III. La presenza dell’inconscio negli interstizi della pittura di De Francesco
di Basilio Reale
Mai come di fronte alle opere di Francesco De Francesco mi è capitato di avere la percezione di qualcosa che mi era nota da tempo senza che mai ne avessi avuto consapevolezza. Esse mi appaiono infatti - sia nella loro felicità espressiva sia nelle loro rare opacità – il risultato di una passione forte e viva per la pittura di cui l’autore è sempre stato cosciente, ma rimasta a lungo invisibile agli altri, come una miccia che proceda sotto traccia. Il lungo avanzare sotterraneo della passione, da un lato a verosimilmente ritardato la definizione del mondo dell’artista e la sua rappresentazione, dall’altro l’ha reso più ricco e complesso, nutrendo con naturalezza di cultura visiva di prima mano, sedimentata nell’ascolto dei classici e nell’abitudine alla riflessione e al silenzio, modalità queste indispensabili ad ogni atto creativo che ambisca a sottrarsi alle mode e anche alla fretta del nostro tempo. Ne è nata una ricerca singolare, accostabile per comodità a certi esiti surrealisti e alle atmosfere nobili della pittura metafisica. Le tele insolite, davanti ai nostri occhi, ci vengono incontro come creature misteriose, immerse nella luce dell’inconscio o sfiorate dalle sue ombre.

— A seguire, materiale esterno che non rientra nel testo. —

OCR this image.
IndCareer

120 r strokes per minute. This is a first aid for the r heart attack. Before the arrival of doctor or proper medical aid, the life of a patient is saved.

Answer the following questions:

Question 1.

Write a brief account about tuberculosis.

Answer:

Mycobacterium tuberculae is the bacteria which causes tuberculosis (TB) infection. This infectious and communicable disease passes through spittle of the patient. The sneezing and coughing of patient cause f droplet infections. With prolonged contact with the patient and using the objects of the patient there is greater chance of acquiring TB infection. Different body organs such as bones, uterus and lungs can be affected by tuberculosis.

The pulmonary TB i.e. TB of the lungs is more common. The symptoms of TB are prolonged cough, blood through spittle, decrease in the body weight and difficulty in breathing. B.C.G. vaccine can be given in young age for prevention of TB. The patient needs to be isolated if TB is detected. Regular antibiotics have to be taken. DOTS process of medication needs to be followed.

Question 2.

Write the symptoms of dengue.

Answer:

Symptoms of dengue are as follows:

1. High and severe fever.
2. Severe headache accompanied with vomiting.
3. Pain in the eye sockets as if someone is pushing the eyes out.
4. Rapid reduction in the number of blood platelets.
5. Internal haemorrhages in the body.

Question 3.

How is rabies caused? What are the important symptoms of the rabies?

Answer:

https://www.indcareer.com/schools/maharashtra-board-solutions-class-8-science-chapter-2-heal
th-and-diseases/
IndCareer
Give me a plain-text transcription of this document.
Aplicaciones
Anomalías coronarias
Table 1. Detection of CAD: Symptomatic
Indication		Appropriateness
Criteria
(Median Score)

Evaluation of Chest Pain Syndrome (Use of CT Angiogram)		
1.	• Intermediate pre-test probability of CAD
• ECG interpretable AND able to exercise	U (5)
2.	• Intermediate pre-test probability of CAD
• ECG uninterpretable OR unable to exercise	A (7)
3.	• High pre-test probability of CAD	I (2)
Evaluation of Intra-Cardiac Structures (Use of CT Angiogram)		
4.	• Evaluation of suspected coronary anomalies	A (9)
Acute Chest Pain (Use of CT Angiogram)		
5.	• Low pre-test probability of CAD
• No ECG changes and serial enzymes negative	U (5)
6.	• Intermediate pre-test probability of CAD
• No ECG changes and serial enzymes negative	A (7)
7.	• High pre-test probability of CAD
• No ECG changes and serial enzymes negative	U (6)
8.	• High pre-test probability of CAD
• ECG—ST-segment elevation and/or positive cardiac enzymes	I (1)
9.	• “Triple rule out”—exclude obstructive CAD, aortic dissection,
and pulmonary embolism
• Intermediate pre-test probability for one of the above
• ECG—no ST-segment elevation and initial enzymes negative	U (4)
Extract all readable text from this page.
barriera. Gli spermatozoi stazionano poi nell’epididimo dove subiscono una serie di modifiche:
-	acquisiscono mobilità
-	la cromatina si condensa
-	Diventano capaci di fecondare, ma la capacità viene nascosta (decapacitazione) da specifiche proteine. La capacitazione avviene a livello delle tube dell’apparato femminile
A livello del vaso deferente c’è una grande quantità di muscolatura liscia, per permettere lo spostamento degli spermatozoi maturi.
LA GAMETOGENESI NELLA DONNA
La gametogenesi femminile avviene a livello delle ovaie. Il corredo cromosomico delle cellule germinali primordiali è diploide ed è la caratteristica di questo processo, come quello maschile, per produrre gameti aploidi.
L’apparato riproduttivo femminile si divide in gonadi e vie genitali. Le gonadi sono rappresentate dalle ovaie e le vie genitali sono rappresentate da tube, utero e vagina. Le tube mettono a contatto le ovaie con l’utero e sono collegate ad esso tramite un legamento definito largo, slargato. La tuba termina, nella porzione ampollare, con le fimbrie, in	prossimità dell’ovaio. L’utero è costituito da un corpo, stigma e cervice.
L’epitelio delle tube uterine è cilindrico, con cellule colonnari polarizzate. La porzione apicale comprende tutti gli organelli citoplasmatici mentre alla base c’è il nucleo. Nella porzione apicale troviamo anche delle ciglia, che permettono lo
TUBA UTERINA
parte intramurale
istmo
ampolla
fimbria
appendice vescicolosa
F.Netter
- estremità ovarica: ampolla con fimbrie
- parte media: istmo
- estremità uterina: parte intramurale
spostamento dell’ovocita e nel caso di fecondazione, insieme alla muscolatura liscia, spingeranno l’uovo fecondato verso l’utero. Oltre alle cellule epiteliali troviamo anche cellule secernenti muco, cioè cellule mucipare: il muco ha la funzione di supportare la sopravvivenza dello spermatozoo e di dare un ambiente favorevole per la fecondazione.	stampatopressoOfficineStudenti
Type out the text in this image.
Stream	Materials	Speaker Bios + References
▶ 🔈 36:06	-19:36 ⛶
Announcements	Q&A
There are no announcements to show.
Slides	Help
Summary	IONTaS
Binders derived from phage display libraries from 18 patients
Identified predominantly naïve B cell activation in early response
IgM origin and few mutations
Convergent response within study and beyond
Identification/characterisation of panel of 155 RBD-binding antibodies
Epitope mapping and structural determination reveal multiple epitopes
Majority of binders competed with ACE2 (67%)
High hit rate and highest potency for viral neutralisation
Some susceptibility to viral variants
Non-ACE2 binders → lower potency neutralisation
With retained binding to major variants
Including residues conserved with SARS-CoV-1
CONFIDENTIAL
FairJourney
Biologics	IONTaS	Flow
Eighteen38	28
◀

Anche quelle di impianto realistico, o le rappresentazioni di contenuti tecnico scientifici, o ancora le stranianti contaminazioni di racconti mitologici: tutte le opere di De Francesco, si ricostruiscono e si ricordano per l’inquietudine da cui sono attraversate. Per quel brivido che ne raggela quasi sempre la superficie, riproponendosi ogni volta come la sigla identificativa dell’artista.